韓国の家紋と都営地下鉄線の家紋スタンプラリー

最近、家紋に関して気になる動きが二つあった。



一つ目は、東亜日報に掲載された[オピニオン]宗家の紋章という記事だ。

これによると、「韓国で、宗家が最も多い、慶尚北道(キョンサンプクト)が、道内の宗家に家を象徴する紋章を作り、関心を集めている。」とのこと。つまり、最近になって、韓国でもそれぞれの家が家紋というアイテムを作り始めたということである。現在、いくつかが公開されている(左絵)、残念ながら日本の家紋のデザインには遠く及ばないように見えるのは気のせいだろうか。

そうは言っても、日本にしても、家紋の初期、例えば鎌倉時代の家紋を見ると洗練されているとは言えないものも多い。例えば、頼朝から賜ったという畠山氏の村濃紋(右図)という家紋はその時期を代表する家紋デザインではあるが、いかにも古風だ。韓国の新しい家紋を見たとき、とっさに、その村濃紋を思い出してしまった。



しかし、僕は韓国に家紋が発生し、それが定着していければ、それはそれでいいことだと思っている。

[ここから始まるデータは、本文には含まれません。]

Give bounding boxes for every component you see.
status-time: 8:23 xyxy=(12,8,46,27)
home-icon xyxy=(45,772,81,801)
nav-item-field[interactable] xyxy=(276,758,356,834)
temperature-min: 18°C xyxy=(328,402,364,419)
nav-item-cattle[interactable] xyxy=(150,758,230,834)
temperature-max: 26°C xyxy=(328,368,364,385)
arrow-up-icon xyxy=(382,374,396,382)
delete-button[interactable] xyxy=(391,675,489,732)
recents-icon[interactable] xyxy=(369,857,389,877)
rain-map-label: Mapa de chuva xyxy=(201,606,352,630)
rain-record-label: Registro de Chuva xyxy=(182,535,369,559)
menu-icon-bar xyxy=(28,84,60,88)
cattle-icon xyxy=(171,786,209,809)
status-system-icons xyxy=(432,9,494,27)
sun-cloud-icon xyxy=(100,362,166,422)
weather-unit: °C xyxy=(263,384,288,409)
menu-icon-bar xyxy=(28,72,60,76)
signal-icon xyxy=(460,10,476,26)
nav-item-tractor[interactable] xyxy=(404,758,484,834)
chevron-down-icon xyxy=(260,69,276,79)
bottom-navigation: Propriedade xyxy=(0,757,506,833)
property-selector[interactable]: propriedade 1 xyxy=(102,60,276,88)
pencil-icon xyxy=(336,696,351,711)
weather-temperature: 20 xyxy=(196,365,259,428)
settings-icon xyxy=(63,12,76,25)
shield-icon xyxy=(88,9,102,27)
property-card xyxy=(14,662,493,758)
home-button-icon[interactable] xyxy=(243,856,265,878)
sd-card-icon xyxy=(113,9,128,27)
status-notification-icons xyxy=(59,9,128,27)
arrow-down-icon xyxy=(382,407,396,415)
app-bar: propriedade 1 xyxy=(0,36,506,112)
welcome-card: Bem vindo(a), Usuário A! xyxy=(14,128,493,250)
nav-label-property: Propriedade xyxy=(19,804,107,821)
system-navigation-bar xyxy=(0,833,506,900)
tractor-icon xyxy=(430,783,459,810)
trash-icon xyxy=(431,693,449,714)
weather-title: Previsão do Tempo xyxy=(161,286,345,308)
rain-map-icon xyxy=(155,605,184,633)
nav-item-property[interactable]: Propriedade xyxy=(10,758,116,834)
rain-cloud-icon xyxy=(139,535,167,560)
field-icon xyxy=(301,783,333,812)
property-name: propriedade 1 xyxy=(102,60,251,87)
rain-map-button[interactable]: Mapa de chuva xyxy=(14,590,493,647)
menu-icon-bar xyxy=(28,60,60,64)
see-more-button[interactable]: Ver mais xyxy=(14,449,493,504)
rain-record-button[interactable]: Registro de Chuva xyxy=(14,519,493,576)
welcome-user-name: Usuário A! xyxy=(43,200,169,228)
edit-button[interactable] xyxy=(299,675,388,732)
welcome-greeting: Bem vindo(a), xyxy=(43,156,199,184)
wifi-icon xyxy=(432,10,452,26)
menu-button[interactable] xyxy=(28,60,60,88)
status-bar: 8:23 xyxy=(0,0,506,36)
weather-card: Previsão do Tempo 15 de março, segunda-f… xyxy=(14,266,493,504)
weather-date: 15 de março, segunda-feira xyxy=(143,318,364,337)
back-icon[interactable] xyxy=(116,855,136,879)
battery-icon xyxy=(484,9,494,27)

逆に韓国でも日本の家紋が認知されるきっかけになる可能性があるからだ。

今後、日本民族の草の根的デザインの結晶である家紋も参考にしていただき、韓国人が家紋をどのように韓国風に発展させていくのか、楽しみですらある。

それにしても、この「[オピニオン]宗家の紋章」という記事は大雑把というか、間違いあるいは誤解が多いのはちょっといただけない。

例えば、以下、日本の家紋に関する説明だが、佐竹義宣は、戦国時代の武将で、頼朝の時代とは完全にずれている。また、ひまわり紋とは一体何を指しているのだろうか。もしかしたら、あるのかもしれないが、僕は知らない。十六八重菊紋あるいは九曜紋の見間違いか...

ちなみに、林檎やひまわりなど、家紋にあまりなっていない植物の多くは、日本にやってくるのが遅かった植物である。

武士の文化が発達した日本でも、紋章が花咲いた。

明治天皇が、王権強化に貢献した西郷隆盛に下賜した菊の紋章、鎌倉幕府を開いた源頼朝が大名の佐竹義宣に与えた扇の紋章が有名だ。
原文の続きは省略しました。